Other possible sources for blister pearls
Other organisms that could be turned into pearls -but that I have never seen turned into pearls- are the little shrimp and crabs that are found inside pearl oysters. The little translucent “pearl shrimp” are also found in many other species of clams, such as pen shells, and are typically found within the large Pinctada oysters. The species we find in the Sea of Cortez is Pontonia margarita, and we can usually find two individuals within an oyster (one male and one female, the male usually being the smaller of the two), this species does not seem to affect the pearl oyster.
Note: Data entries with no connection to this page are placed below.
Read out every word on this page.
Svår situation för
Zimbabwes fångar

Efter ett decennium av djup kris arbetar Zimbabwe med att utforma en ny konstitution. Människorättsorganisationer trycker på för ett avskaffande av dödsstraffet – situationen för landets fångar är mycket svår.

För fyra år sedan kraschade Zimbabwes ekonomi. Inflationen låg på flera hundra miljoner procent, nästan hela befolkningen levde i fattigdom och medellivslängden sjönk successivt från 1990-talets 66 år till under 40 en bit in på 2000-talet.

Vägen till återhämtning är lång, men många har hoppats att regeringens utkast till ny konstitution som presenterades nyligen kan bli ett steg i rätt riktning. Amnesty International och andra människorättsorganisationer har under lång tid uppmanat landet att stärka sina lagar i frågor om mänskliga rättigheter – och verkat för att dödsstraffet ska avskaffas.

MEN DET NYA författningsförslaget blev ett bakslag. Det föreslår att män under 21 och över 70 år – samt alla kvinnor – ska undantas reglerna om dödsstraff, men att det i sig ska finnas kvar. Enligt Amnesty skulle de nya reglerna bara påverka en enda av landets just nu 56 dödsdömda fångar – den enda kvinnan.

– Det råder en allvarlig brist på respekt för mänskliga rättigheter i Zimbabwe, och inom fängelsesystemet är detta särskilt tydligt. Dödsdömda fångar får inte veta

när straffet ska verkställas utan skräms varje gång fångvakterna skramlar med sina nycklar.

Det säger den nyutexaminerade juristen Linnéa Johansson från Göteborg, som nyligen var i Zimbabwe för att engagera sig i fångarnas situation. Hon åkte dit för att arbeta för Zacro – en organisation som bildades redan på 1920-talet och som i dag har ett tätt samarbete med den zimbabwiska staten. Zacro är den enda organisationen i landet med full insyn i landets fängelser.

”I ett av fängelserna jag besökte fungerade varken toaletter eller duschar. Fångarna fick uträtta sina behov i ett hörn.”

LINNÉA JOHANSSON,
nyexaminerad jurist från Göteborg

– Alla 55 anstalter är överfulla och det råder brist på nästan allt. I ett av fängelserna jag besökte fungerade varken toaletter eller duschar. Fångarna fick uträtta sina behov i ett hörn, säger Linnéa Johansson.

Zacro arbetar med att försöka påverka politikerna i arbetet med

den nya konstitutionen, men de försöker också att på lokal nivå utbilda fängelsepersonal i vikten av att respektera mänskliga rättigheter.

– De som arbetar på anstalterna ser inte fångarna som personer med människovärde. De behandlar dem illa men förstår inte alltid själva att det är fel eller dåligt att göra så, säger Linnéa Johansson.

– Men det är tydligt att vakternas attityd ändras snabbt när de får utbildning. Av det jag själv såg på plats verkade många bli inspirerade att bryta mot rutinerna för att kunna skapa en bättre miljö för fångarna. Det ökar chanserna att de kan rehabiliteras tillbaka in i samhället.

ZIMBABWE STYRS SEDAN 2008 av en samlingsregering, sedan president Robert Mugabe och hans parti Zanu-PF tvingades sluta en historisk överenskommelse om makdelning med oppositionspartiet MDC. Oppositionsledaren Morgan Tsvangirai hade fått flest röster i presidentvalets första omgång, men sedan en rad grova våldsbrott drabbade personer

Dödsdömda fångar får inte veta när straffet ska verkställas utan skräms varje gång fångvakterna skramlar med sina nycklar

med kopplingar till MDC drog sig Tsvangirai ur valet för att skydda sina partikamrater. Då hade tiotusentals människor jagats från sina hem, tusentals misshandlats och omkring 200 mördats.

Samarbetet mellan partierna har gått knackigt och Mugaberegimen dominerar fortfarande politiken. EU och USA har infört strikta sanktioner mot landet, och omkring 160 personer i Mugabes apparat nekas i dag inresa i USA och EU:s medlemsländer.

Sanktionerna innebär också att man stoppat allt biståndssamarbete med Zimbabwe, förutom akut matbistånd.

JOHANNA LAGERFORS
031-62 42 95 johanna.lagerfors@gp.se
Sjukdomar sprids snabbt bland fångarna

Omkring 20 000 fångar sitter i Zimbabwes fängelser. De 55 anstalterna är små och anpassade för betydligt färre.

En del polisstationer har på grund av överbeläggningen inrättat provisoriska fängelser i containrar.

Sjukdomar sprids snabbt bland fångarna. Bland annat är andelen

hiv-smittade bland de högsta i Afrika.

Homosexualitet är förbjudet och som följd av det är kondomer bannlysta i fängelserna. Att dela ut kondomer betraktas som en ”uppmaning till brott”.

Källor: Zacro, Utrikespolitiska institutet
Another type of crustacean we have seen inhabiting the oyster’s body is the “pea crab”; these little crabs are somewhat soft and quite clumsy, no wonder they need the protection they find inside an oyster’s shell. These little crabs have only been reported as found living inside the Australian silver lip pearl oyster (Pinctada maxima), but the Sea of Cortez has a variety that is only found within the rainbow lipped pearl oyster (Pteria sterna) and this will be the first time this will be reported in writing. The name of this species is still unknown (Pinnotheres sp.) and we usually only find one inside an oyster. We have seen some crabs causing a disturbance within the oyster that could eventually lead to the production of blister pearls, but we have yet to find a “crab pearl”.
So, what do you think about all the life-forms that depend or use a pearl oyster -in a way or another- for their survival? Life is indeed a web, and if you can save one species you will be offering an “umbrella” of protection for many others…
In our next chapter will continue talking about natural pearls and their possible origins, in the meantime I will continue hunting for additional facts and -of course- searching for more mythical pearls: I can clearly see myself wearing a pea crab pearl pendant.